Senin, 30 Agustus 2010

PESTA

Aku sering enggan kalau diundang datang ke sebuah pesta. Semakin pesta itu diselenggarakan di tempat bagus, semakin aku enggan untuk datang. Dalam sebuah pesta aku sering menjadi orang asing. Tidak kenal orang. Tidak tahu apa yang harus aku lakukan. Hanya duduk sambil melihat orang berjalan kian kemari atau orang-orang yang duduk melingkari sebuah meja penuh hidangan. Atau menonton acara demi acara yang bagiku sering membosankan. Atau mendengarkan musik hingar bingar tapi tidak aku kenali. Di tengah keriuhan pesta dan kerumunan orang aku menjadi orang kesepian. Seorang asing ditengah orang-orang yang juga mengalami keterasingan. Maka aku selalu berusaha mencari cara agar tidak datang ke sebuah pesta.
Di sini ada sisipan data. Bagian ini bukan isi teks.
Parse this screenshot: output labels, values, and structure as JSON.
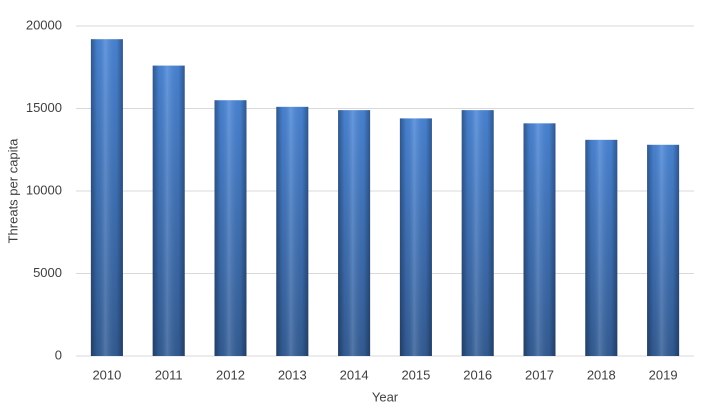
{
  "chart_data": {
    "type": "bar",
    "x_label": "Year",
    "y_label": "Threats per capita",
    "categories": [
      "2010",
      "2011",
      "2012",
      "2013",
      "2014",
      "2015",
      "2016",
      "2017",
      "2018",
      "2019"
    ],
    "values": [
      19200,
      17600,
      15500,
      15100,
      14900,
      14400,
      14900,
      14100,
      13100,
      12800
    ],
    "color": "#4a86d8",
    "ylim": [
      0,
      20000
    ],
    "yticks": [
      0,
      5000,
      10000,
      15000,
      20000
    ],
    "grid": true
  }
}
Memang tidak semua pesta membuatku terasing. Ada pesta yang memakai cara makan sambil berdiri, sehingga aku bisa bebas bergerak kemana yang aku suka. Aku bisa mencari teman untuk diajak berbicara sambil menikmati makanan. Bagiku pesta dengan cara makan berdiri masih lebih menyenangkan daripada pesta dengan duduk mengelilingi meja yang sudah ditentukan oleh orang yang mengundang pesta. Kebosan dalam sebuah pesta bersumber dari rasa ketidakberkawanan. Dalam diriku atau hampir semua manusia pada umumnya, membutuhkan interaksi dengan sesamanya. Ada kebutuhan batin untuk menjadi diriku. Aku baru bisa menjadi diriku bila aku berinteraksi dengan sesamaku. Bukan hanya sekedar duduk mengelilingi meja tanpa mampu mengungkapkan apa yang aku rasakan.
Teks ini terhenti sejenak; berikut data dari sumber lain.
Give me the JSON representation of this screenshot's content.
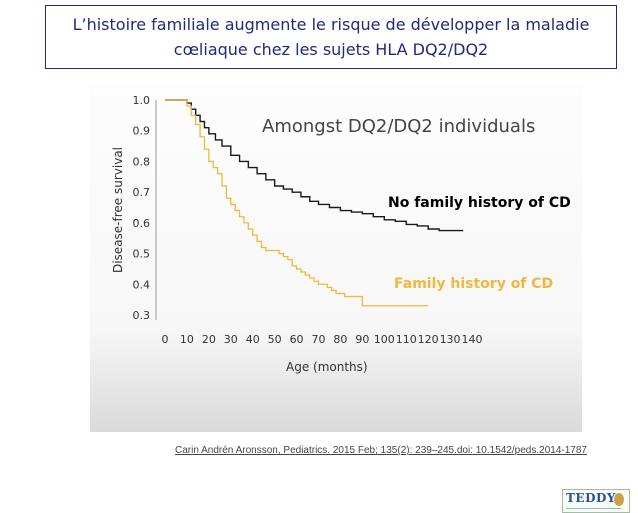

Ekaristi sering dikatakan sebagai sebuah perjamuan. Pesta yang diselenggarakan oleh Yesus sendiri. Dimana umat yang datang diajak makan bersama Yesus. Hal yang mengagumkan bahwa Yesus tidak memberi makanan yang enak tapi memberikan diriNya sendiri untuk keselamatan manusia. Kita memakan tubuh dan meminum darah Kristus. “Lalu Ia mengambil roti, mengucap syukur, memecah-mecahkannya dan memberikannya kepada mereka, kata-Nya: "Inilah tubuh-Ku yang diserahkan bagi kamu; perbuatlah ini menjadi peringatan akan Aku.” (Luk 22:19). Inilah suka cita kita dimana kita menerima tubuh dan darah Kristus.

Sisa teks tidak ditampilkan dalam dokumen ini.